Il campioncino danese ha carattere da vendere, ma nella finale di Monte Carlo si è incartato nel suo stesso ego, concedendo via libera a Rublev. E ora qualche domanda dovrebbe porsela…

William Shakespeare vede in Amleto la frustrazione dell’uomo di fronte al male e tratteggia il principe danese come un soggetto irrisolto, prigioniero del suo tormentato dilemma. Nessuno sa se anche il resto del regno fosse afflitto da analoga paranoia, quel che sappiamo è che l’ Holger Rune dei giorni nostri presenta tratti caratteriali tanto intraprendenti da sfatare ogni incertezza circa la personalità dei sudditi danesi formato nuovo millennio. Se poi giocano anche a tennis, allora son guai. Chiedere ad Andrey Rublev, fresco vincitore a Monte Carlo, che se l’è vista brutta sull’unico centrale al mondo con affaccio al mare.
Programmato alla sua velocità di crociera, il russo ha esordito coltivando diagonali e lungolinea intercalati da qualche smorzata di alterna fortuna. Un tennis caratteriale che gli è valso un meritato primo set, seppure stiracchiato e povero di spunti. Poca cosa per schiacciare un teenager un po’ impunito giunto da sud di Copenaghen per turbare i sogni anche ai più forti al mondo. Una gioventù bella e incosciente, la sua, che gli ha guadagnato la seconda frazione senza tante incertezze e che appena dopo l’ha issato fino alla palla del possibile 5-1 al terzo con una serie di spericolatezze tecnico-tattiche ai limiti della balistica. La stessa esuberanza, tuttavia, che l’ha indotto a perdere undici punti in pochi game concedendo a Rublev di riprendere i colori del bombardiere a oltranza. Di quel passo, sono giunti al pettine due disgraziatissimi smash e un doppio fallo inatteso che hanno servito al russo un break su un piatto d’argento portando alla luce i limiti attuali del nordico rampante.

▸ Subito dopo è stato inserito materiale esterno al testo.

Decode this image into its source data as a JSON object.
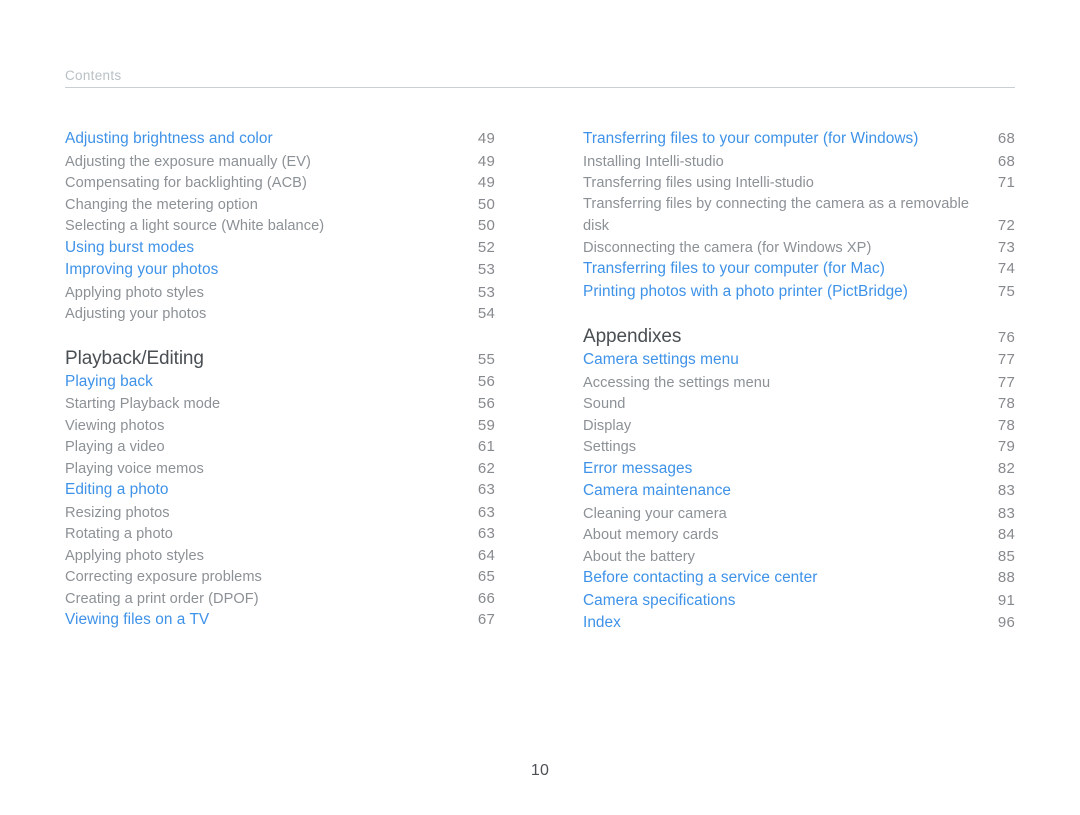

Per Rublev non poteva esserci chiusura migliore di un limpido ace per agguantare nel Principato il suo primo «1000» in carriera, dopo che un paio di anni fa aveva dovuto lasciare, su quello stesso campo, il passo a un emergente e irriducibile Tsitsipas.
Quanto a Rune, vent’anni a fine aprile, il tennis gli arride per il modo di giocare e per quell’ego molto forte, talora sopra le righe, che la dice lunga circa una forte autostima accordata a se stesso senza lesinare nulla. Una brutta sconfitta, tuttavia, quella appena patita per mano del russo che, per una volta almeno, dovrebbe gettarlo nell’afflizione amletica che sappiamo, coniugata per l’occasione nel dubbio se diventare o meno il grande campione che il mondo si aspetta.